Grande parte dos cidadãos dirigem-se às urgências, a pé, de carro, em transportes públicos ou de ambulância quando sentem um problema de saúde ou reconhecem uma agudização da sua doença crónica. O médico de família ou a consulta hospitalar, parecem inacessíveis ou temporalmente distantes, pelo que a ida à urgência é a única solução para quem não tem alternativas no setor privado.

Cerca de 60% dessa procura é considerada inadequada e é por isso que no âmbito da OCDE, Portugal é, de longe, o país com mais urgências per capita. Isto tem graves consequências, sobretudo a três níveis: os custos tornam-se incomportáveis, a prestação de cuidados faz-se sem planeamento, antecipação e integração e os riscos para os doentes mais graves aumentam, a qualidade do atendimento é confusa e desumanizada.

Basear os cuidados de saúde na medicina familiar é um bom princípio de atuação, mas não chega. Os médicos de família, devem ser mais proativos e passar a atuar mais tempo fora dos seus gabinetes: na casa dos doentes, nos lares e na partilha de casos junto dos outros especialistas. Os contactos dos doentes devem ser facilitados e promovida a utilização do digital para consultas, esclarecimentos e receituário ( em parte já em curso).
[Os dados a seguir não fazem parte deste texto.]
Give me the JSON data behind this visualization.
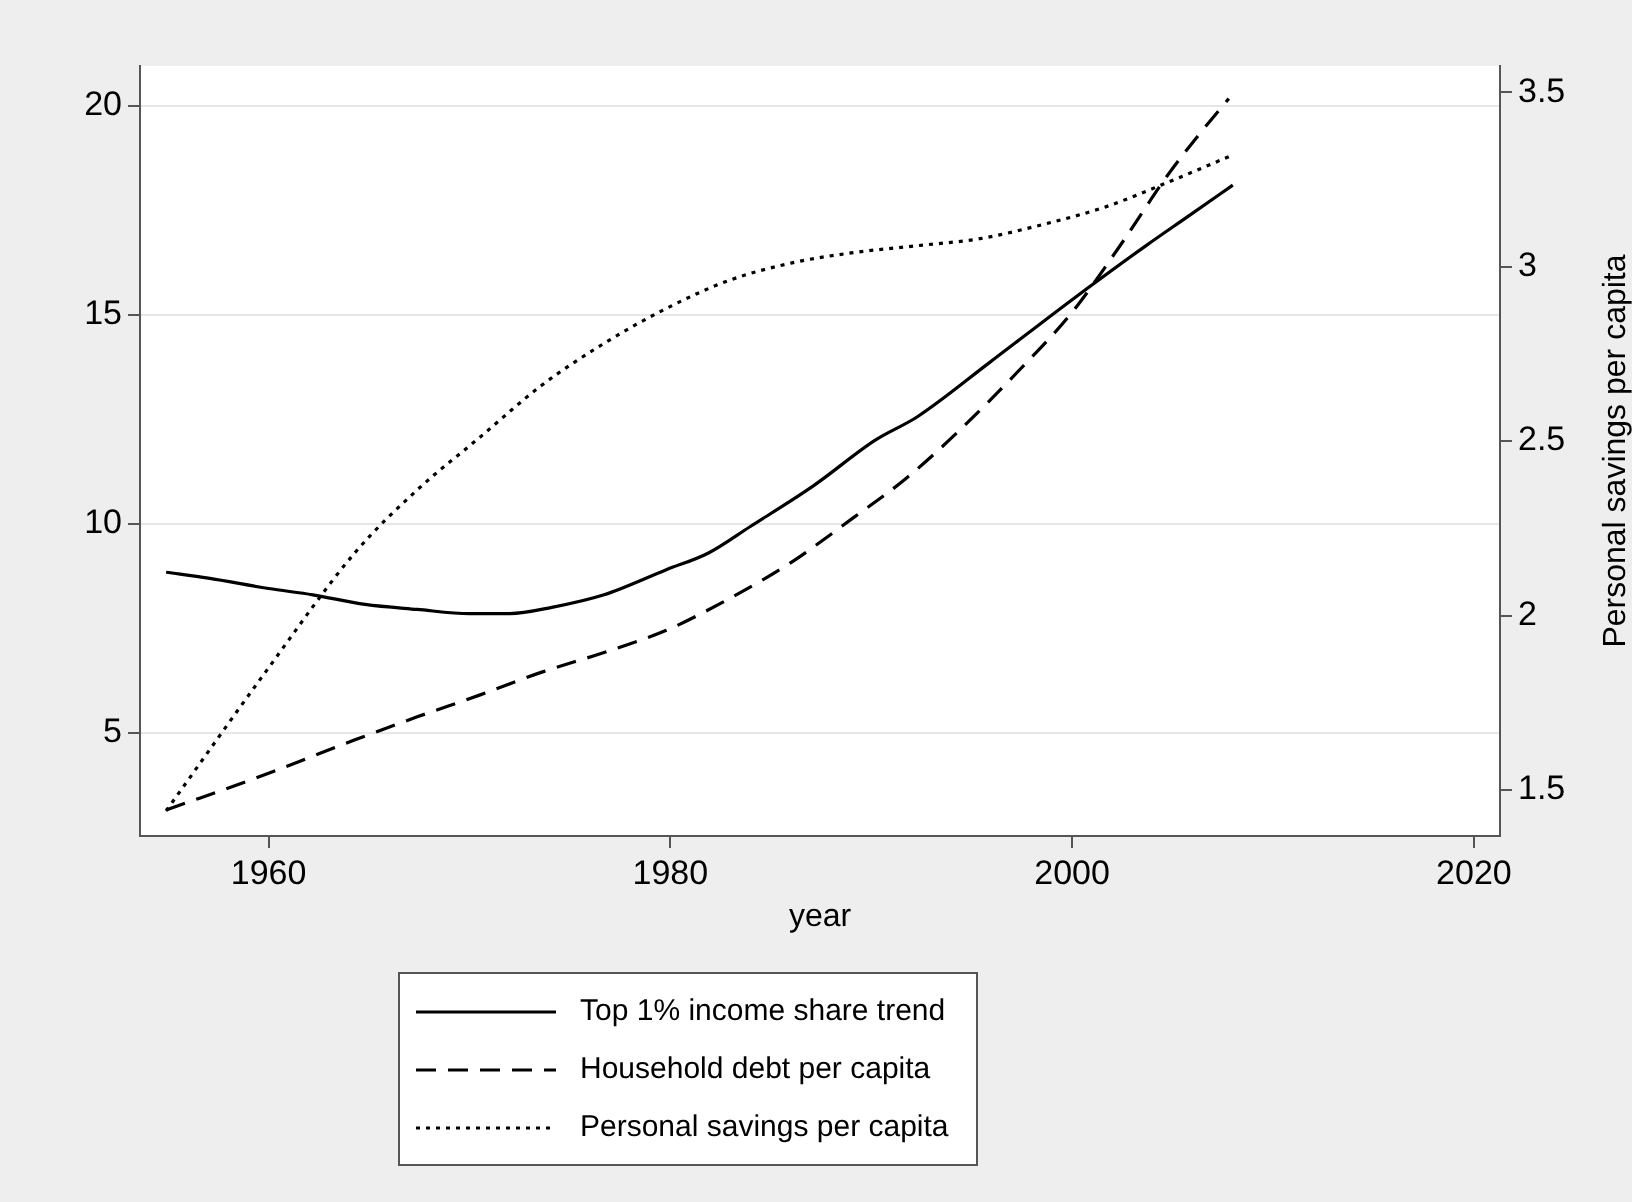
{
  "chart_data": {
    "type": "line",
    "xlabel": "year",
    "y2label": "Personal savings per capita",
    "xlim": [
      1953.6,
      2021.3
    ],
    "xticks": [
      1960,
      1980,
      2000,
      2020
    ],
    "ylim": [
      2.53,
      20.95
    ],
    "yticks": [
      5,
      10,
      15,
      20
    ],
    "y2lim": [
      1.368,
      3.575
    ],
    "y2ticks": [
      1.5,
      2,
      2.5,
      3,
      3.5
    ],
    "grid": "y",
    "legend": "bottom",
    "marker": "none",
    "series": [
      {
        "name": "Top 1% income share trend",
        "color": "#000000",
        "line_style": "solid",
        "x": [
          1954.9,
          1957,
          1960,
          1962.2,
          1964.8,
          1967.4,
          1970,
          1972,
          1974.1,
          1976.7,
          1979.8,
          1981.9,
          1984,
          1987.1,
          1990.2,
          1992.3,
          1995.9,
          2000,
          2003.7,
          2005.7,
          2008
        ],
        "values": [
          8.84,
          8.7,
          8.45,
          8.3,
          8.07,
          7.95,
          7.85,
          7.85,
          8.0,
          8.3,
          8.9,
          9.3,
          9.94,
          10.9,
          12.0,
          12.56,
          13.86,
          15.36,
          16.66,
          17.33,
          18.1
        ]
      },
      {
        "name": "Household debt per capita",
        "color": "#000000",
        "line_style": "dashed",
        "x": [
          1954.9,
          1960,
          1964.3,
          1967.4,
          1970.5,
          1973.6,
          1976.7,
          1979.8,
          1982.9,
          1986,
          1989.1,
          1991.7,
          1994.3,
          1997.4,
          2000,
          2002.6,
          2004.7,
          2006.3,
          2007.8
        ],
        "values": [
          3.15,
          4.03,
          4.83,
          5.38,
          5.9,
          6.45,
          6.92,
          7.45,
          8.2,
          9.07,
          10.14,
          11.07,
          12.19,
          13.69,
          15.06,
          16.8,
          18.3,
          19.3,
          20.17
        ]
      },
      {
        "name": "Personal savings per capita",
        "color": "#000000",
        "line_style": "dotted",
        "axis": "y2",
        "x": [
          1954.9,
          1960,
          1964.3,
          1967.4,
          1970.5,
          1973.6,
          1976.7,
          1979.8,
          1982.9,
          1986,
          1989.1,
          1992.3,
          1995.4,
          1998.5,
          2001.6,
          2004.7,
          2008
        ],
        "values": [
          1.44,
          1.85,
          2.18,
          2.36,
          2.51,
          2.66,
          2.78,
          2.88,
          2.96,
          3.01,
          3.04,
          3.06,
          3.08,
          3.12,
          3.17,
          3.24,
          3.32
        ]
      }
    ]
  }
}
É inaceitável que as consultas domiciliárias não passem a ser mais frequentes e até mandatórias para doentes mais idosos, acamados ou com severas limitações na mobilidade. O papel dos enfermeiros deve ser ampliado, quer na triagem dos problemas, quer depois no acompanhamento dos doentes.

Os horários dos centros de saúde/USF não podem ser limitados às horas normais de expediente das repartições públicas. Deve haver disponibilidade de médico e/ou enfermeiro em grande parte das 24 horas do dia, incluindo domingos e feriados.

 O modelo de avaliação do desempenho das USF é excessivamente burocrático, privilegia muitas vezes o acessório e deixa de lado o essencial. Move-se essencialmente por critérios de processo e não de resultados. A integração dos cuidados primários nas atuais ULS, exigiria uma nova visão da prática médica, até agora inexistente. A título de exemplo, quase todos os doentes internados nos hospitais, das valências médicas (não-cirúrgicas), entram pelos serviços de urgência. Não seria possível dar outra cobertura a esses doentes, programar (ou até evitar) grande parte desses internamentos, desenvolver uma nova vertente da hospitalização domiciliária e eliminar a passagem pelas urgências?

Um consenso nesta matéria implica não só a intervenção dos políticos, mas sobretudo dos profissionais de saúde, respeitando naturalmente as melhores práticas internacionais. Ficar como estamos, em que apenas se reclamam mais médicos de família, e não se consensualiza uma nova prática clínica, mais colaborativa e integrada, não acrescenta valor para o sistema e para os doentes. Temos ULS, como regra geral, há mais de dois anos e os indicadores de desempenho hospitalar, em matéria de acesso, volume e características da urgência e do internamento mantêm-se inalteráveis.

5.      Conclusões

É tentador apelar a um consenso na Saúde como, aliás, ciclicamente vem acontecendo ao longo das últimas décadas. Parece evidente o diagnóstico dos problemas, mas são escassas as soluções e sucessivos governos vão sobrevivendo com remendos de curtíssimo prazo.

Onde mais precisaríamos de algum consenso é onde a falta dele parece mais evidente: carreiras profissionais e remunerações, propriedade e gestão dos recursos e modelo de prestação.

Oxalá o novo Presidente da República consiga desbloquear o impasse.